本記事では、動画「価値創造思考」(問題解決型企画シリーズの第3ステップ)を紹介します。問題解決や課題達成だけでは生まれない、「その商品・サービスがなぜ存在するのか」という意味づけまで踏み込む価値創造の考え方がテーマです。
問題解決・課題達成の次に来る価値創造
動画では、思考の段階を次のように整理しています。
- 問題解決:現状の不具合や「困りごと」を減らし、マイナスをゼロに戻す段階
- 課題達成:目標やKPIを設定し、理想と現状のギャップを埋めてプラスを伸ばす段階
- 価値創造:そもそも何のためにその成果が必要なのかという「意味」や「存在意義」を再定義する段階
単に売れない原因をつぶすだけでなく、「この商品が提供する体験や変化は、顧客や社会にとってどんな価値なのか?」を問うことが価値創造思考の出発点だと説明されています。
顧客の未認知ニーズから価値を設計する
価値創造思考では、顧客自身もまだ言語化できていない未認知ニーズや潜在ニーズに着目します。

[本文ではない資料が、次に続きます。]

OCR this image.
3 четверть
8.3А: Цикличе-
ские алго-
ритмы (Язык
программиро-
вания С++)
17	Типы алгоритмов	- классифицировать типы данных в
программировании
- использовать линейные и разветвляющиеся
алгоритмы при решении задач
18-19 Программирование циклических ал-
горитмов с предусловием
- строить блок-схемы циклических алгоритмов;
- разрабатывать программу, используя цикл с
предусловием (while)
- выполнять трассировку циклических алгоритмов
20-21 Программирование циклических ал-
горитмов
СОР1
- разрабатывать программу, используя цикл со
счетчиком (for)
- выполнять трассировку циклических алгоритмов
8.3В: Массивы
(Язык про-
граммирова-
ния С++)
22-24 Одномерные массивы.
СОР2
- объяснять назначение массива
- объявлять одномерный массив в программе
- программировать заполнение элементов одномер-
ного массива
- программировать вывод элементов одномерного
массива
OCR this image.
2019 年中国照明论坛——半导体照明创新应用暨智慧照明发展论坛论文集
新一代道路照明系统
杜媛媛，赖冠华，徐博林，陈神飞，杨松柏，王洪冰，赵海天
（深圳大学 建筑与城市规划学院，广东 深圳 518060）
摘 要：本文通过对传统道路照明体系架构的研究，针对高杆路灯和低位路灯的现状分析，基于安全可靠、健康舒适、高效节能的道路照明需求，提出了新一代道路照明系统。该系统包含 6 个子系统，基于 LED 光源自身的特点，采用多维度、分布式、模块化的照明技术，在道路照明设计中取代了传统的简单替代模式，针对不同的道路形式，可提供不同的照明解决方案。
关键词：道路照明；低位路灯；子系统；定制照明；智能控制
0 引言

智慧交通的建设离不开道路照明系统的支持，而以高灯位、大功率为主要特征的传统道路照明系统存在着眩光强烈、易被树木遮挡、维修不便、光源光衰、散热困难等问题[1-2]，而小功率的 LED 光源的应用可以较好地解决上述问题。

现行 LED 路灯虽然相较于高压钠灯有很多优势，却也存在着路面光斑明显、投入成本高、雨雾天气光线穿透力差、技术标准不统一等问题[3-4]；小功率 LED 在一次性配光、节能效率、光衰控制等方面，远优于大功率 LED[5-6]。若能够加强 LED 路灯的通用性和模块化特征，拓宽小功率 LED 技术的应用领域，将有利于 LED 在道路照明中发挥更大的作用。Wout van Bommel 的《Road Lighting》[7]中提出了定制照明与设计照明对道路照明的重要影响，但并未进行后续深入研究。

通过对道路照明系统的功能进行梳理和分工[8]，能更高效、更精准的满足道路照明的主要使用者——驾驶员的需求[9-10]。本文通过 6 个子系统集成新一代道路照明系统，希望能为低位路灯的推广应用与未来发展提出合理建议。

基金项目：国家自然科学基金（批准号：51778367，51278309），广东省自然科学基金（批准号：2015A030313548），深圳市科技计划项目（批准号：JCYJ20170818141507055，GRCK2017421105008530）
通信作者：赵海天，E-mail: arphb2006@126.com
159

- 既存の不満解消だけで企画を終わらせず、「本当はどうありたいか」という理想状態を描く
- 顧客体験のストーリーから、感情の起伏・印象に残る瞬間を読み取り、価値コンセプトに翻訳する
- 「機能の差」ではなく「意味の差」「体験の差」として、模倣されにくい価値を設計する
このとき、単発のアイデアではなく、継続的に新しい価値を生み出すための思考フレームとして活用していくことが重要だとされています。
価値創造思考を支える3つの視点
動画では、価値創造を支える視点として、次のようなポイントが強調されています。
- Why(なぜ):なぜそのプロダクト・サービスが必要なのか、どんな変化を起こしたいのか
- For whom(誰のため):誰のどんな文脈・状況に寄り添う価値なのか
- What / How(何を・どう):具体的な機能・体験・提供方法としてどう具現化するか
この3つを往復しながら仮説検証を行い、顧客が「価値がある」と感じるラインまで磨き込んでいくプロセスが、価値創造思考の中核になります。
組織に価値創造思考を根付かせるには
価値創造は一人の天才に任せるのではなく、組織として再現可能な思考にする必要があります。
- 現場の気づきや顧客の生の声を組織全体で共有する仕組みを作る
- 問題解決・課題達成のプロジェクトの中で、「この取り組みの意味は何か?」を問いに加える
- 成果指標を売上やコストだけでなく、「顧客価値」「体験の質」も含めて設計する
これにより、「売れないから対策する」から「どういう価値を生み続けたいか」を軸にした商品企画・組織運営へシフトできると語られています。
まとめ
問題解決や課題達成だけでは到達できない、商品・サービスの存在意義まで踏み込むのが価値創造思考です。製造業やB2Bの企画・開発・マーケティングに携わる方にとって、差別化と長期的なブランド価値を高めるうえでヒントとなる内容の動画です。